Mass spectrometry has evolved into the method of choice to detect PTMs on a protein. In the bottom-up approach proteins are separated and digested into smaller pieces, called peptides, and afterwards their mass and intensity information are measured and represented in spectra. The resulting spectra are then matched against known spectra from highly conserved analyses or matched against theoretical spectra which are generated from a protein sequence database. These matches are called Peptide Sequence Matches (PSMs).
In addition to the most known and searched for PTMs (phosphorylation, glycosylation, ubiquitination, acetylation and methylation),  more than 300 PTMs exist. Since the individual modifications also often interact and rely on each other, a much higher degree of combinatorial variation occurs. Discrepancies in these interactions is linked to the development of various diseases. For example, a disturbed function of O-GlcNAc has effects on chronic illnesses like Alzheimer's disease and diabetes.
The shotgun method to the analysis of protein sequences divided into subsequences drastically increases the accuracy of mass spectrometry. But on the same time, due to the fragmentation, it becomes impossible to make statements about the co-expression of PTMs across different peptides. Since it is not clear which PTMs are located simultaneously on the same protein molecule, and which do not occur together.

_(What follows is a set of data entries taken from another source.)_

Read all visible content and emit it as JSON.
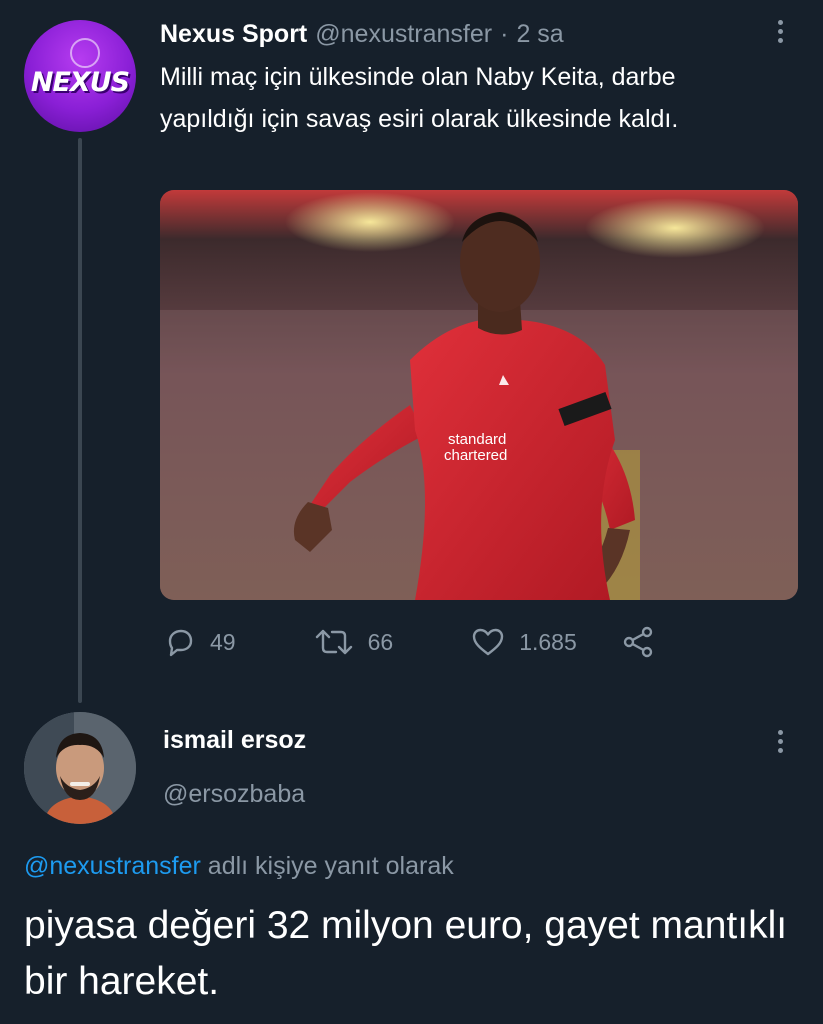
{
  "tweet": {
    "author_name": "Nexus Sport",
    "author_handle": "@nexustransfer",
    "separator": "·",
    "time": "2 sa",
    "avatar_logo_text": "NEXUS",
    "text": "Milli maç için ülkesinde olan Naby Keita, darbe yapıldığı için savaş esiri olarak ülkesinde kaldı.",
    "media_icon": "photo-football-player",
    "stats": {
      "replies": "49",
      "retweets": "66",
      "likes": "1.685"
    }
  },
  "reply": {
    "author_name": "ismail ersoz",
    "author_handle": "@ersozbaba",
    "replying_mention": "@nexustransfer",
    "replying_suffix": "adlı kişiye yanıt olarak",
    "text": "piyasa değeri 32 milyon euro, gayet mantıklı bir hareket."
  },
  "colors": {
    "background": "#16202b",
    "secondary_text": "#8b98a5",
    "link": "#1d9bf0",
    "jersey_red": "#d3242f"
  }
}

To address this problem I want to build a tool which is able to reconstruct the original proteoforms using statistical methods. Therefore,  I analyse which PTMs generally occur in a sample. Then I utilize the PTM identifications and peptide quantitative information to initialise all possible proteoforms. With the help of an unsupervised machine learning approach, I then calculate a probability for each of the proteoforms and so reconstruct those proteoforms that are most likely expressed in the sample and also exclude those proteoforms that are not supported by the data.
This can then be used to synthetise the specific proteoforms in the lab for targeted and functional experiments and cut the costs and uncertainty. Also, it can be applied to already available search results of public datasets provided by e.g. the PRIDE Database to get a better overview of the human PTM-landscape.